Attorney-at-Law

THE TAXPAYER BILL OF GOODS – REDUX

In Uncategorized on 11/20/2024 at 20:10

Public relations gestures often backfire. Save the Besame Cosmetics Mickey Mouse Red Lipstick Rare and Discontinued and don’t put it on Empress of Blandings or her real-life counterparts. Pulled pork is better with Kansas City-style barbecue sauce.

So let it be with TBOR.

Michelle Y. Coe, Docket No. 14643-24, filed 11/20/24, didn’t get the word. With neither SND nor NOD, when IRS moves to toss her petition, she responds thus.

“The Tax Court is subject to the Taxpayer’s Bill of Rights and has jurisdiction to provide limited financial relief or awards in specific scenarios. The respondent has provided no defense for failure to pay refunds or respond to the Petitioner’s Administrative Claim for Damage. However, they have identified that the Petitioner has no deficiencies. For that reason, the Plaintiff should be granted 10 million dollars for her Administrative Claim for Damage and the respondent’s violations of the Taxpayer Bill of Rights or an amount this court deems appropriate.” Order, at p. 3.

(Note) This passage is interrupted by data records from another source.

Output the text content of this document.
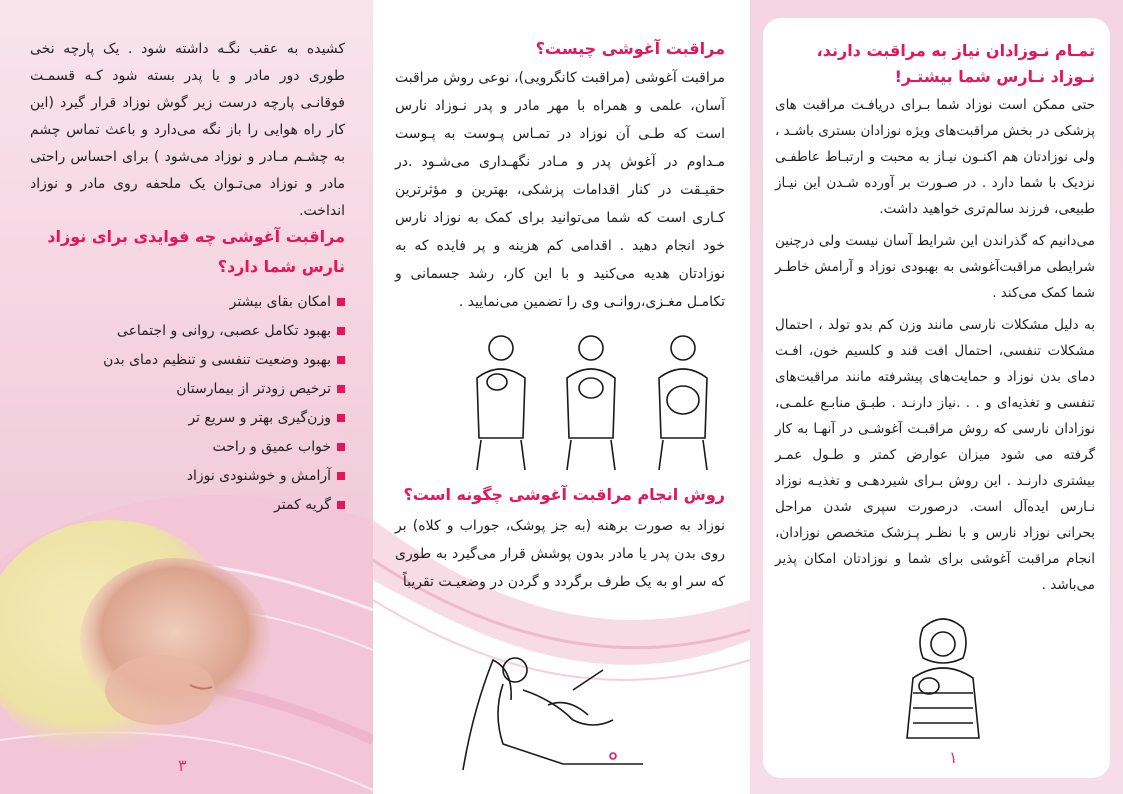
کشیده به عقب نگـه داشته شود . یک پارچه نخی طوری دور مادر و یا پدر بسته شود کـه قسمـت فوقانـی پارچه درست زیر گوش نوزاد قرار گیرد (این کار راه هوایی را باز نگه می‌دارد و باعث تماس چشم به چشـم مـادر و نوزاد می‌شود ) برای احساس راحتی مادر و نوزاد می‌تـوان یک ملحفه روی مادر و نوزاد انداخت.
مراقبت آغوشی چه فوایدی برای نوزاد نارس شما دارد؟
امکان بقای بیشتر
بهبود تکامل عصبی، روانی و اجتماعی
بهبود وضعیت تنفسی و تنظیم دمای بدن
ترخیص زودتر از بیمارستان
وزن‌گیری بهتر و سریع تر
خواب عمیق و راحت
آرامش و خوشنودی نوزاد
گریه کمتر
۳
مراقبت آغوشی چیست؟
مراقبت آغوشی (مراقبت کانگرویی)، نوعی روش مراقبت آسان، علمی و همراه با مهر مادر و پدر نـوزاد نارس است که طـی آن نوزاد در تمـاس پـوست به پـوست مـداوم در آغوش پدر و مـادر نگهـداری می‌شـود .در حقیـقت در کنار اقدامات پزشکی، بهترین و مؤثرترین کـاری است که شما می‌توانید برای کمک به نوزاد نارس خود انجام دهید . اقدامی کم هزینه و پر فایده که به نوزادتان هدیه می‌کنید و با این کار، رشد جسمانی و تکامـل مغـزی،روانـی وی را تضمین می‌نمایید .
روش انجام مراقبت آغوشی چگونه است؟
نوزاد به صورت برهنه (به جز پوشک، جوراب و کلاه) بر روی بدن پدر یا مادر بدون پوشش قرار می‌گیرد به طوری که سر او به یک طرف برگردد و گردن در وضعیـت تقریباً
تمـام نـوزادان نیاز به مراقبت دارند،
نـوزاد نـارس شما بیشتـر!
حتی ممکن است نوزاد شما بـرای دریافـت مراقبت های پزشکی در بخش مراقبت‌های ویژه نوزادان بستری باشـد ، ولی نوزادتان هم اکنـون نیـاز به محبت و ارتبـاط عاطفـی نزدیک با شما دارد . در صـورت بر آورده شـدن این نیـاز طبیعی، فرزند سالم‌تری خواهید داشت.
می‌دانیم که گذراندن این شرایط آسان نیست ولی درچنین شرایطی مراقبت‌آغوشی به بهبودی نوزاد و آرامش خاطـر شما کمک می‌کند .
به دلیل مشکلات نارسی مانند وزن کم بدو تولد ، احتمال مشکلات تنفسی، احتمال افت قند و کلسیم خون، افـت دمای بدن نوزاد و حمایت‌های پیشرفته مانند مراقبت‌های تنفسی و تغذیه‌ای و . . .نیاز دارنـد . طبـق منابـع علمـی، نوزادان نارسی که روش مراقبـت آغوشـی در آنهـا به کار گرفته می شود میزان عوارض کمتر و طـول عمـر بیشتری دارنـد . این روش بـرای شیردهـی و تغذیـه نوزاد نـارس ایده‌آل است. درصورت سپری شدن مراحل بحرانی نوزاد نارس و با نظـر پـزشک متخصص نوزادان، انجام مراقبت آغوشی برای شما و نوزادتان امکان پذیر می‌باشد .
۱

Please, before you yell that I’m piling on a hapless pro se, let me point out that IRS brought this upon themselves. The “Bill of Rights” is no more than a compilation of existing rights, adding nothing new. Even if IRS tried to expand the law, only Congress can make laws. And nothing Michelle has opens the doors at The Glasshouse on Second Street, NW, in the City in the Undrained Swamp.

The Taxpayer Bill of Goods marches on.